Wednesday, November 4, 2009

Bon Appétit


"Taste and see that the Lord is good; blessed is the man who takes refuge in Him." [Psalm 34:8]

“Close your eyes and open your mouth.”

How many people in your life have the ability to pull off this request? One thing is for sure: for me to submit to that command, there must be a serious level of trust. Even if there’s no doubt that they love me implicitly, as I’m slowly consenting to their “surprise,” I’m also simultaneously scanning my memory banks for potential paybacks.

What’s coming? A chocolate-covered strawberry or some stealth wasabi and an insidious snicker?

He satisfies the thirsty and fills the hungry soul with good things. [Psalm 107:9]

Some of us have wandered so long in the Land of Just Enough, feeding on manna and quail, it’s hard for us to believe in that place of promise, where our deepest longings — not just our needs — will be satisfied. A land flowing with milk and honey.

The Lord's been faithful. He's met our needs, and we're thankful. But if He were to tell us "Close your eyes and open your mouth," we would assume He’s got a shot of medicine in store for us, or, at best, something as decadent as a hermetically-sealed M.R.E. Something that's for our own good or our survival.

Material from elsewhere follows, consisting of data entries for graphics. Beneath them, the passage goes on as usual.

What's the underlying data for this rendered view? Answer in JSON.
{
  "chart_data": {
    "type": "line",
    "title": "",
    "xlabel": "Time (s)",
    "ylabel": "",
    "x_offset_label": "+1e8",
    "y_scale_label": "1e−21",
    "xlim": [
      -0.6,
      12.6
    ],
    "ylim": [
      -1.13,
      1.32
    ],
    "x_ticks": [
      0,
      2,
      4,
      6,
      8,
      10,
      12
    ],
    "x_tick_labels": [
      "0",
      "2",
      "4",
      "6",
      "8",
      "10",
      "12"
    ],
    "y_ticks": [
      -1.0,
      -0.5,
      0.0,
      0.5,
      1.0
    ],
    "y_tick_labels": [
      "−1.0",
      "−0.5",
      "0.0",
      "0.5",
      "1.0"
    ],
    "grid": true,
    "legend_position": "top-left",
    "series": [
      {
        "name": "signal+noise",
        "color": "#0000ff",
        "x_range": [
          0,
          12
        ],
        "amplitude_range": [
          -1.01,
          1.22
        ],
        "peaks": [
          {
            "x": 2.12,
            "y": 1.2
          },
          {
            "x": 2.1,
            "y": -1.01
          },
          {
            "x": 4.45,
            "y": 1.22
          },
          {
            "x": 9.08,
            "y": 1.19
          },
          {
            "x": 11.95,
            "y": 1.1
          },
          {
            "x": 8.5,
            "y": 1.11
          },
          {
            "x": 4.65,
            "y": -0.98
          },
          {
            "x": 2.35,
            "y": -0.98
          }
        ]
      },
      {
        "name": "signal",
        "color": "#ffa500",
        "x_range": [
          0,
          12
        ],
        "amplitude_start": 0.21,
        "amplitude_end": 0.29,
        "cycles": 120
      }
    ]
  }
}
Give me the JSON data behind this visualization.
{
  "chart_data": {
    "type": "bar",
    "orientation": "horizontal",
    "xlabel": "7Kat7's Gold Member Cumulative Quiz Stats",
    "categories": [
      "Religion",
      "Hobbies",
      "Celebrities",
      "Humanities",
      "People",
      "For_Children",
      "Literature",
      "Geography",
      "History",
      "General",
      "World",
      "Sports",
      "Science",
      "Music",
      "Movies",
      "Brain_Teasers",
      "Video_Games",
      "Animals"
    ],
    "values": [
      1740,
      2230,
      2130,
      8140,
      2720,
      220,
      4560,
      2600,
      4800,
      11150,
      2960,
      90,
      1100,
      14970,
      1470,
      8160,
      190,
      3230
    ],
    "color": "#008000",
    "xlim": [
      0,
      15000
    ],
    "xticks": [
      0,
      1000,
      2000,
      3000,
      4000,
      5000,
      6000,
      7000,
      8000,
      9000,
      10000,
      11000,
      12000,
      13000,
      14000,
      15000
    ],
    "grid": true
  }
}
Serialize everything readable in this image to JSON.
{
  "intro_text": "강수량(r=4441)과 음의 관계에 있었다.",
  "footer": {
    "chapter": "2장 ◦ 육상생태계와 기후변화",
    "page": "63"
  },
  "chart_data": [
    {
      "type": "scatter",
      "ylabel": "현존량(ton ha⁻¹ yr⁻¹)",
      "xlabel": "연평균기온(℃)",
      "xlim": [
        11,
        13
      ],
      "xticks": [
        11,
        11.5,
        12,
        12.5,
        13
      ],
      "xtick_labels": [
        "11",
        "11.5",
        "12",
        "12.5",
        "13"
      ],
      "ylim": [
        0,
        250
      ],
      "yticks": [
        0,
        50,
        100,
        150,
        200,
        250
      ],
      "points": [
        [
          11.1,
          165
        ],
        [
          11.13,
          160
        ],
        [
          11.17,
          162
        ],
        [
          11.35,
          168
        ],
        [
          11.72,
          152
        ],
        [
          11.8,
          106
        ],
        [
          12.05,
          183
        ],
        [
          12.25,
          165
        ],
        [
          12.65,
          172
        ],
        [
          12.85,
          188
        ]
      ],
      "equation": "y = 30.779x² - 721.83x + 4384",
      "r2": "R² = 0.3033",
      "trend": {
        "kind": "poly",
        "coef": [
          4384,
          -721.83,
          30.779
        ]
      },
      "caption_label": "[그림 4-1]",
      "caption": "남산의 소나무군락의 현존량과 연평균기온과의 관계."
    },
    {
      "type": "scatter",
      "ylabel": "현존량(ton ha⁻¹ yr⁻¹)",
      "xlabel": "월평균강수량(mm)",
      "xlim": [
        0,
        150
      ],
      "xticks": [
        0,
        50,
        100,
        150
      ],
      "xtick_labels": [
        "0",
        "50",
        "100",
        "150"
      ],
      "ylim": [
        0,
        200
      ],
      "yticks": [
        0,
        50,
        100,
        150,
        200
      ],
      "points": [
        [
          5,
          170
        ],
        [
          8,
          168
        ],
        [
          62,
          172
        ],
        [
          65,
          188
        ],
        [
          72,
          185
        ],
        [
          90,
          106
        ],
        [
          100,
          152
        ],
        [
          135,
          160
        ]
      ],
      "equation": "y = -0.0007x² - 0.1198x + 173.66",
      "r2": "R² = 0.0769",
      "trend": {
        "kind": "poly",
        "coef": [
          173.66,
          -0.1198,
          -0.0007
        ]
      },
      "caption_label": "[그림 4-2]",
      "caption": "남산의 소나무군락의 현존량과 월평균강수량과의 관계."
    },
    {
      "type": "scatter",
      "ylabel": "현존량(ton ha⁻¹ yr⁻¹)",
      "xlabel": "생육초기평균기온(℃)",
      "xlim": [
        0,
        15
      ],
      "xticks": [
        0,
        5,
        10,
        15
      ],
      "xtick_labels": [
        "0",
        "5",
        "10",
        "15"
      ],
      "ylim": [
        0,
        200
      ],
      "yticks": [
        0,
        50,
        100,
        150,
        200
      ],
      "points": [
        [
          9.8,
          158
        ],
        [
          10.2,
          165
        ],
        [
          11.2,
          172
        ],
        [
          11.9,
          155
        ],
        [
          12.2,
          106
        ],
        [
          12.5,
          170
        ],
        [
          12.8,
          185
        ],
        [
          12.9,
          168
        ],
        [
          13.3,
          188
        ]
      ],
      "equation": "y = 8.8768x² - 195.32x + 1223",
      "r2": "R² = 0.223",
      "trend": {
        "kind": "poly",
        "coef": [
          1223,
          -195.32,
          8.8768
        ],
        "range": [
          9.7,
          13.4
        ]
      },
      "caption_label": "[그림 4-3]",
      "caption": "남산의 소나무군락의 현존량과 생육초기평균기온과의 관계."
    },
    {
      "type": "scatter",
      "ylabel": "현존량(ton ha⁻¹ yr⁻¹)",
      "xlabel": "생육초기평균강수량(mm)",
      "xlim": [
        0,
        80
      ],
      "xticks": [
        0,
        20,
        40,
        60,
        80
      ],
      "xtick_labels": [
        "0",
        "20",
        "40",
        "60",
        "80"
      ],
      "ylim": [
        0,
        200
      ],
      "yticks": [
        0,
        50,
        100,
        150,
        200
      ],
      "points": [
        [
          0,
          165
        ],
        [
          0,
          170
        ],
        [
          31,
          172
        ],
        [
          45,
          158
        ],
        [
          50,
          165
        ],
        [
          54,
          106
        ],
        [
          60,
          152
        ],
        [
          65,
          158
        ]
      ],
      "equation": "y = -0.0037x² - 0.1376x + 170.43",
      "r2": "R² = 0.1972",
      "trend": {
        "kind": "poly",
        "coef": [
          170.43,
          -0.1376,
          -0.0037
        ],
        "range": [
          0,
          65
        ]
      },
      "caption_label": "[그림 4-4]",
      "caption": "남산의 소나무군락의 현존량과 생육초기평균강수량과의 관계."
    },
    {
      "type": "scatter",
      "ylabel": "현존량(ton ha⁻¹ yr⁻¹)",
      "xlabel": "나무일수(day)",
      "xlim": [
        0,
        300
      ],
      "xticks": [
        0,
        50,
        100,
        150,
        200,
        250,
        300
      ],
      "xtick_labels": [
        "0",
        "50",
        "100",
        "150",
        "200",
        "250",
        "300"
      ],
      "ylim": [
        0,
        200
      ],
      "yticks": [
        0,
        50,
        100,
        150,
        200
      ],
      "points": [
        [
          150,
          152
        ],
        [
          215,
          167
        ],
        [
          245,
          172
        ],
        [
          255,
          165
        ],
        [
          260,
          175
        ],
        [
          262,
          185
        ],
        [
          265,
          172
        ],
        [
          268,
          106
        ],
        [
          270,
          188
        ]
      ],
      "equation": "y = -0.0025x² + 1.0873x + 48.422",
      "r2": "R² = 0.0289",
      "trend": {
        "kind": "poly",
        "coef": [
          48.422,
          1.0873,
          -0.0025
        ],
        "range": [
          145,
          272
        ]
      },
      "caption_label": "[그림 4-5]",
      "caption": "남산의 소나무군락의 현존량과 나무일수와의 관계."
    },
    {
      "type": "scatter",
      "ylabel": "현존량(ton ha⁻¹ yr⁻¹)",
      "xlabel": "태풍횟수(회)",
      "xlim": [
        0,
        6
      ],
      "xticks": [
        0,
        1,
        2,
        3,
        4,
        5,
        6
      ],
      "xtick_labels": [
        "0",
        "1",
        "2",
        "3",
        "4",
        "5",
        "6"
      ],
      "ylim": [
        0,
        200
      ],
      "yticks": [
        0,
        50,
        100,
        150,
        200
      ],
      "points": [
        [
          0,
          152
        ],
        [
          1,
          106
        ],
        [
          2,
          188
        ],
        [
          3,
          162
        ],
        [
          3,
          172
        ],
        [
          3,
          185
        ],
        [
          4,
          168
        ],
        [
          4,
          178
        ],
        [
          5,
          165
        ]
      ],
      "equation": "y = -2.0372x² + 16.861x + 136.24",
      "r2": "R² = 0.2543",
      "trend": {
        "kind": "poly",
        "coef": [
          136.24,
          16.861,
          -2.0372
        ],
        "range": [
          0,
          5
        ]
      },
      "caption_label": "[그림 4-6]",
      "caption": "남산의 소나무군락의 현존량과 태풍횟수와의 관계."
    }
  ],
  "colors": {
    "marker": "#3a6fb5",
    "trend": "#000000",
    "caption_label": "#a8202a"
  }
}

Why do we have such a problem trusting Him for more than the bare minimum? Maybe it’s that we’ve gotten too much like a woman who explained to me why she was once a Christian and now wasn’t anymore.

“Too much stick, not enough carrot,” she said. She told me how she felt like receiving the best God had to give was a fruitless and frustrating exercise not unlike picking the combination lock on a safe. I'm certain that she missed the point (eternal life is 'carrot' enough, no?). But I did understand the sentiment. It was the same thinking that ruined my golf game — head down, left arm straight, forearms release at impact ... crap, in the water again.

The key to God's lavish goodness isn't a formula. It has nothing to do with us getting it all 'right.' He delights in us.

Funny thing about taste. Unlike hearing, sight, touch, it’s a non-essential. We could skip right past taste and still receive nourishment. For that matter we could forgo a passionate kiss and still fulfill our duty to populate the earth. But God says it's ALL good — the essentials and the incidentals.

With eyes closed, trusting that He has more for you than your daily bread, accept His invitation ... “Taste.” After a moment on your tongue, your eyes will burst open and He'll say, “See?”